How to Calculate Forces in a Train System?

[faiziqb12]

Homework Statement

the question exactly states that
a 8000 kg pulls a train of 5 wagons each of 2000 kg along a horizontal path
now if the train exerts a force of 40000 N , and the track offers a friction of then calculate
a_NET FORCE
b_ACCELERATION OF TRAIN
c_FORCE OF WAGON 1 ON WAGON 2

2. The attempt at a solution
a_i can easily calculate the net force by subtracting the frictional force from the total force provided by engine
b_now here arises my confusion
the question considered that the engine is the first wagon but i didnt
so when i filtered my answers on that
the trains acceleration was thought as the acceleration of all the wagons except ... but that doesn't make sense to me... please help?
c_now this question is doing something perfectly alien to me , it is taking the acceleration of all the wagons multiplied with the mass of the engine wagon...please help?

3.here is a link to the question and another for verification

http://www.meritnation.com/cbse/cla...engine-pulls-a-train-of-5-wagons-each-of-2000

http://schools.aglasem.com/1773 {Q.NO 15}

 

[BvU]

OK, reading is an art and rendering an exercise appears to be pretty difficult too. You missed the word locomotive and the friction force value of 5000 N .

The train's acceleration is force / mass and for the mass they add up the whole lot that gets accelerated: five wagons and a locomotive; M total = 18000 kg.
Note that the train's acceleration = the acceleration of everything that is hooked together: the locomotive has to be accelerated too !
I do agree with you that the wording of the given solution is wrong and confusing: "net accelerating force on the wagons = 35000 N" is nonsense.

Now in c answer THEY go off the track completely: the 3.5 m/s² comes out of the blue (perhaps last year's answer ?).

In this calculation, the 8000 kg is not the mass of the locomotive but the mass of four wagons.
They are accelerated to the tune of 1.944 m/s², so the force pulling on wagon 2 is 15500 N.

 

[faiziqb12]

You missed the word locomotive and the friction force value of 5000 N

RATHER IN THE QUESTION THERE IS NOT LOCOMOTIVE THERE IS ENGINE
AND I THINK THAT ITS ENGINE IS IMPLANTED IN THE FIRST WAGON.....
MY INTUTION HERE IS THAT THE ENGINE JUST ACCELERATED THE WAGON AND ITSELF WHILE THE 2ND WAGON GETS ACCELERATED BY THE FIRST WAGON(ENGINE AND WAGON)
HOPE THATS RIGHT

 

[BvU]

Nope. Engine means locomotive. See meaning number 2.

 

[faiziqb12]

Nope. Engine means locomotive. See meaning number 2.

ok...
but am i right in the other thing i stated

 

[RUber]

It should not matter if the engine is in the wagon (total mass 10000kg) or if it is in front of the first wagon (total mass 10000kg). The question is asking to find the force on the linkage between the front 10000kg and rear 8000kg of the system, given that the driving force is in the front but the friction force is distributed by mass.

 

[RUber]

In the posted solution to (c), the problem is restated to imply that the force of 40000N is being applied only to the wagons, not the total force output from the engine. The problem says that the engine "exerts a force of 40000N". Which I assume it is using to accelerate its own weight plus that of the wagons.
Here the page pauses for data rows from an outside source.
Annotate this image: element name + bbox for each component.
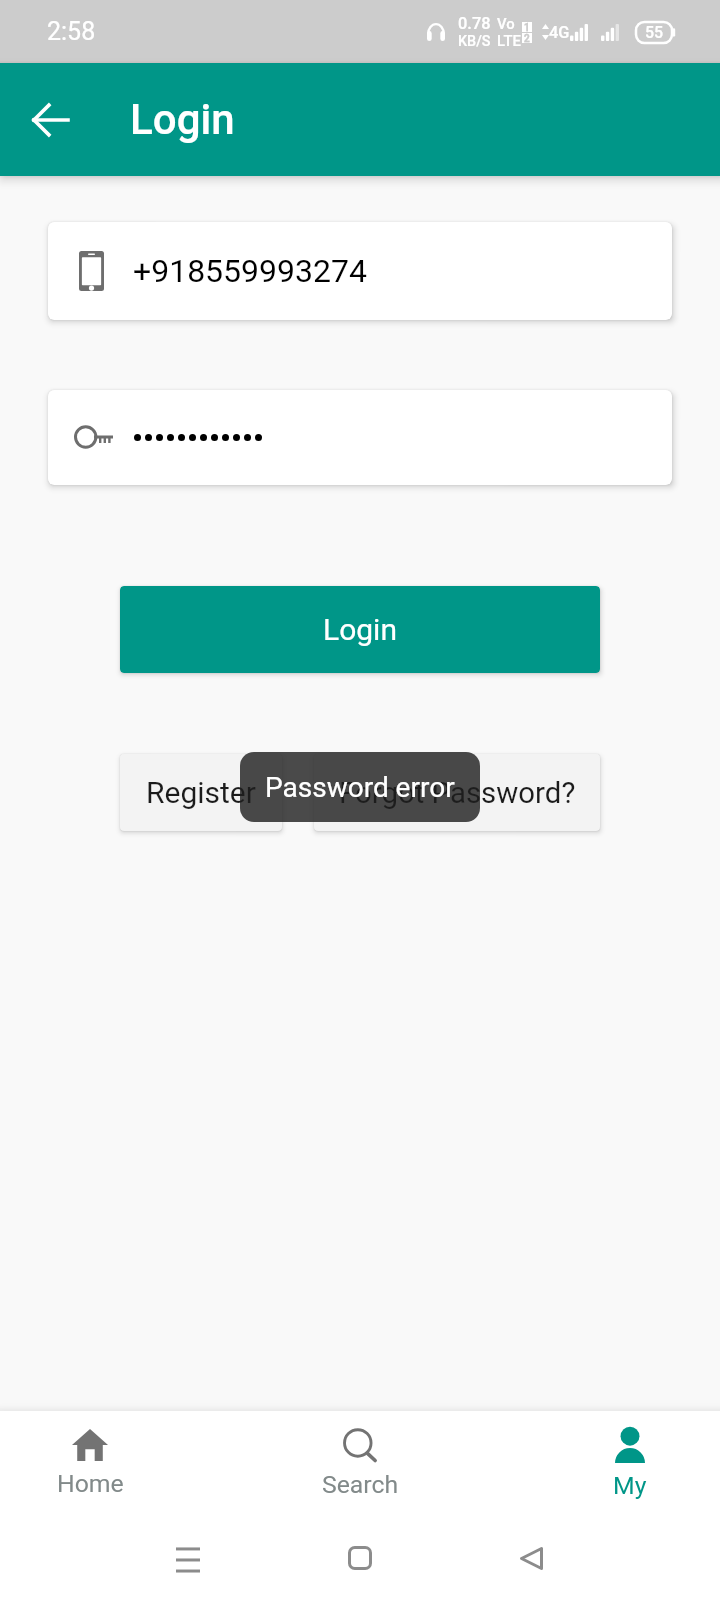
staticText: Forgot Password? xyxy=(339,776,576,810)
button[interactable]: Recents xyxy=(140,1516,236,1600)
staticText: Register xyxy=(146,775,256,810)
staticText: 2 xyxy=(524,33,530,43)
staticText: Login xyxy=(323,612,397,647)
staticText: +918559993274 xyxy=(133,252,367,290)
button[interactable]: Search xyxy=(270,1411,450,1516)
button[interactable]: Back xyxy=(483,1516,579,1600)
button[interactable]: My xyxy=(540,1411,720,1516)
staticText: 0.78 xyxy=(458,14,491,33)
staticText: 55 xyxy=(645,23,664,42)
staticText: 4G xyxy=(549,23,570,42)
staticText: My xyxy=(613,1471,647,1500)
button[interactable]: +918559993274 xyxy=(48,222,672,320)
staticText: Home xyxy=(57,1469,124,1498)
staticText: Password error xyxy=(265,771,455,804)
button[interactable]: Back xyxy=(10,80,90,160)
button[interactable]: Register xyxy=(120,754,282,831)
staticText: LTE xyxy=(497,32,521,49)
staticText: KB/S xyxy=(458,33,491,50)
button[interactable] xyxy=(48,390,672,485)
staticText: Login xyxy=(130,95,235,144)
button[interactable]: Home xyxy=(0,1411,180,1516)
staticText: 2:58 xyxy=(47,17,96,46)
staticText: Vo xyxy=(497,15,515,32)
button[interactable]: Login xyxy=(120,586,600,673)
staticText: 1 xyxy=(524,22,530,32)
button[interactable]: Forgot Password? xyxy=(314,754,600,831)
button[interactable]: Home xyxy=(312,1516,408,1600)
staticText: Search xyxy=(322,1470,399,1499)
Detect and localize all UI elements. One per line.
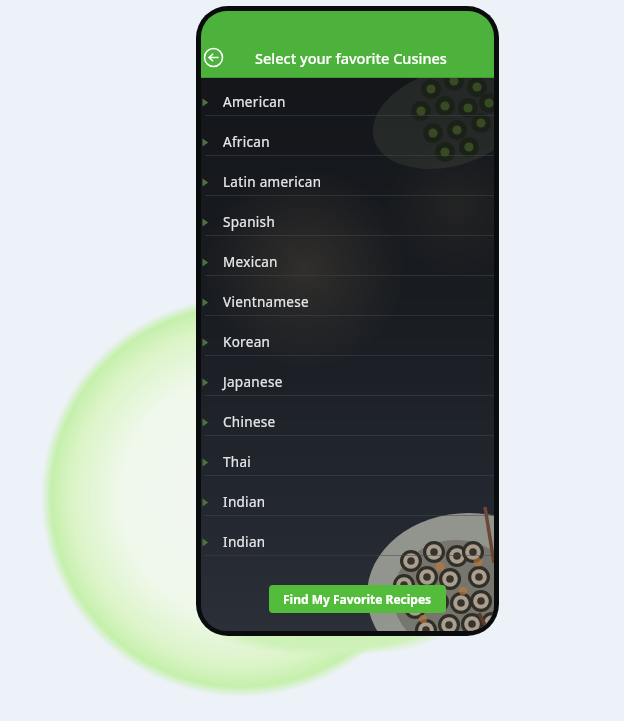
button[interactable] bbox=[203, 47, 224, 68]
button[interactable]: American bbox=[201, 82, 494, 122]
button[interactable]: African bbox=[201, 122, 494, 162]
button[interactable]: Latin american bbox=[201, 162, 494, 202]
staticText: Spanish bbox=[223, 213, 276, 231]
button[interactable]: Indian bbox=[201, 522, 494, 562]
button[interactable]: Korean bbox=[201, 322, 494, 362]
button[interactable]: Spanish bbox=[201, 202, 494, 242]
staticText: Indian bbox=[223, 533, 266, 551]
button[interactable]: Indian bbox=[201, 482, 494, 522]
staticText: Korean bbox=[223, 333, 271, 351]
button[interactable]: Mexican bbox=[201, 242, 494, 282]
staticText: Chinese bbox=[223, 413, 276, 431]
staticText: Vientnamese bbox=[223, 293, 309, 311]
staticText: Find My Favorite Recipes bbox=[283, 591, 432, 607]
staticText: African bbox=[223, 133, 270, 151]
staticText: Latin american bbox=[223, 173, 322, 191]
button[interactable]: Chinese bbox=[201, 402, 494, 442]
staticText: American bbox=[223, 93, 286, 111]
staticText: Indian bbox=[223, 493, 266, 511]
staticText: Thai bbox=[223, 453, 252, 471]
staticText: Select your favorite Cusines bbox=[255, 48, 447, 68]
staticText: Japanese bbox=[223, 373, 283, 391]
button[interactable]: Japanese bbox=[201, 362, 494, 402]
button[interactable]: Find My Favorite Recipes bbox=[269, 585, 446, 613]
staticText: Mexican bbox=[223, 253, 278, 271]
button[interactable]: Thai bbox=[201, 442, 494, 482]
button[interactable]: Vientnamese bbox=[201, 282, 494, 322]
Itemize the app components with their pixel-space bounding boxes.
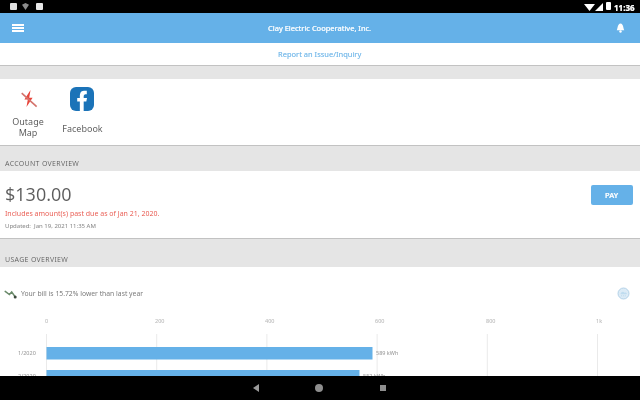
staticText: 2/2020 — [18, 372, 36, 379]
button[interactable]: Report an Issue/Inquiry — [0, 43, 640, 65]
staticText: 1k — [596, 317, 603, 324]
staticText: PAY — [605, 190, 619, 200]
button[interactable]: Outage Map — [4, 90, 52, 139]
staticText: ACCOUNT OVERVIEW — [5, 159, 80, 169]
staticText: 589 kWh — [376, 349, 399, 356]
button[interactable]: Open navigation menu — [6, 16, 30, 40]
staticText: 11:36 — [614, 2, 635, 13]
staticText: $130.00 — [5, 182, 72, 207]
button[interactable]: Back — [244, 376, 268, 400]
button[interactable]: Notifications — [611, 19, 629, 37]
staticText: 552 kWh — [363, 372, 386, 379]
staticText: Updated: Jan 19, 2021 11:35 AM — [5, 222, 96, 230]
staticText: Your bill is 15.72% lower than last year — [21, 289, 144, 298]
staticText: Clay Electric Cooperative, Inc. — [268, 23, 372, 33]
staticText: 800 — [486, 317, 496, 324]
button[interactable]: Recent apps — [371, 376, 395, 400]
button[interactable]: Weather info — [615, 285, 631, 301]
staticText: Report an Issue/Inquiry — [278, 49, 362, 59]
button[interactable]: PAY — [591, 185, 633, 205]
button[interactable]: Facebook — [58, 87, 106, 134]
staticText: Facebook — [62, 122, 103, 134]
staticText: 400 — [265, 317, 275, 324]
staticText: 200 — [155, 317, 165, 324]
staticText: Includes amount(s) past due as of Jan 21… — [5, 209, 160, 219]
staticText: USAGE OVERVIEW — [5, 255, 69, 265]
staticText: 600 — [375, 317, 385, 324]
staticText: Outage Map — [12, 115, 44, 139]
button[interactable]: Home — [307, 376, 331, 400]
staticText: 0 — [45, 317, 49, 324]
staticText: 1/2020 — [18, 349, 36, 356]
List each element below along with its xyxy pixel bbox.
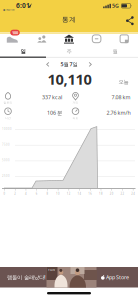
staticText: VLOG xyxy=(48,268,55,271)
staticText: 칼로리 xyxy=(4,101,12,104)
staticText: 거리 xyxy=(72,101,78,104)
staticText: 7500 xyxy=(2,143,10,146)
staticText: 22 xyxy=(120,192,124,196)
staticText: 5000 xyxy=(2,158,10,162)
staticText: 18 xyxy=(99,192,103,196)
staticText: 0 xyxy=(4,192,6,196)
button[interactable]: 주 xyxy=(46,46,92,56)
staticText: 5G xyxy=(112,2,119,9)
button[interactable]: 만보기 xyxy=(0,28,28,46)
button[interactable]: 채팅 xyxy=(84,32,110,46)
staticText: 10000 xyxy=(2,127,12,131)
button[interactable]: 다음 날짜 xyxy=(86,60,94,68)
staticText: 100 xyxy=(12,30,18,35)
staticText: ● NAVER xyxy=(3,8,15,12)
button[interactable]: 통계 xyxy=(56,32,82,46)
staticText: App Store xyxy=(106,274,129,281)
staticText: 월 xyxy=(112,48,118,55)
staticText: 6:01 xyxy=(16,1,30,10)
staticText: 2500 xyxy=(2,174,10,178)
staticText: 16 xyxy=(88,192,92,196)
staticText: 14 xyxy=(78,192,82,196)
staticText: 4 xyxy=(25,192,27,196)
staticText: 12 xyxy=(67,192,71,196)
staticText: 10 xyxy=(56,192,60,196)
staticText: 7.08 km xyxy=(112,94,130,101)
button[interactable]: 이전 날짜 xyxy=(44,60,52,68)
staticText: 2 xyxy=(14,192,16,196)
staticText: 오늘 xyxy=(118,79,128,85)
staticText: 속도 xyxy=(72,116,78,120)
button[interactable]: 기록 xyxy=(111,32,137,46)
staticText: 5월 7일 xyxy=(60,61,78,68)
button[interactable]: Share xyxy=(124,15,136,27)
staticText: 8 xyxy=(46,192,48,196)
staticText: 주 xyxy=(66,48,72,55)
staticText: 통계 xyxy=(62,15,76,24)
staticText: 2.76 km/h xyxy=(106,109,130,116)
button[interactable]: 친구 xyxy=(28,32,54,46)
staticText: 20 xyxy=(110,192,114,196)
staticText: 6 xyxy=(36,192,38,196)
staticText: 106 분 xyxy=(47,109,62,116)
staticText: 24 xyxy=(131,192,135,196)
staticText: 시간 xyxy=(5,116,11,120)
staticText: 10,110 xyxy=(48,69,92,89)
staticText: 램돌이 술래났다! xyxy=(7,274,45,281)
button[interactable]: 일 xyxy=(0,46,46,56)
staticText: 일 xyxy=(20,48,26,55)
button[interactable]: 월 xyxy=(92,46,138,56)
button[interactable]: 오늘 xyxy=(116,78,130,86)
staticText: 337 kcal xyxy=(42,94,62,101)
button[interactable]: 광고: App Store xyxy=(0,267,138,288)
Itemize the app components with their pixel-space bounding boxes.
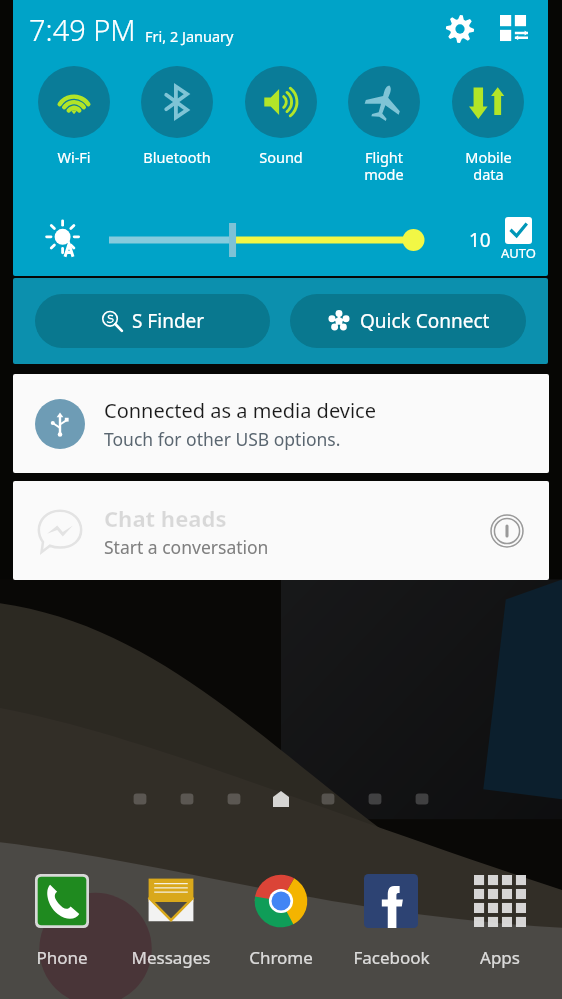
button[interactable]: Mobile data [439, 58, 537, 203]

If you look at the system as one weighing 18000kg, the rear four cars account for 8/18 of the mass.
40000N*8/18 - 5000N*8/18 is the portion of the force acting on the rear cars. This is in line with what BvU posted above.

In the posted solution, the answer is found by only considering the force applied on the cars, so 4 cars are 8/10 the mass. Which gives the answer 40000N*8/10 - 5000N*8/10 = 28000N.

 

[faiziqb12]

so is the question incorrect

 

[RUber]

No, the posted answer is incorrect. You can't get answer (b) and answer (c) using the same assumptions about where the force is applied.
If the force is applied directly to the cars, you get acceleration of 3.5m/sec^2, otherwise if the force pulls the whole system you get 1.944m/sec^2.
For part c, it really should be as simple as F= ma, and you know the acceleration, since it is the same regardless of where you are on the train.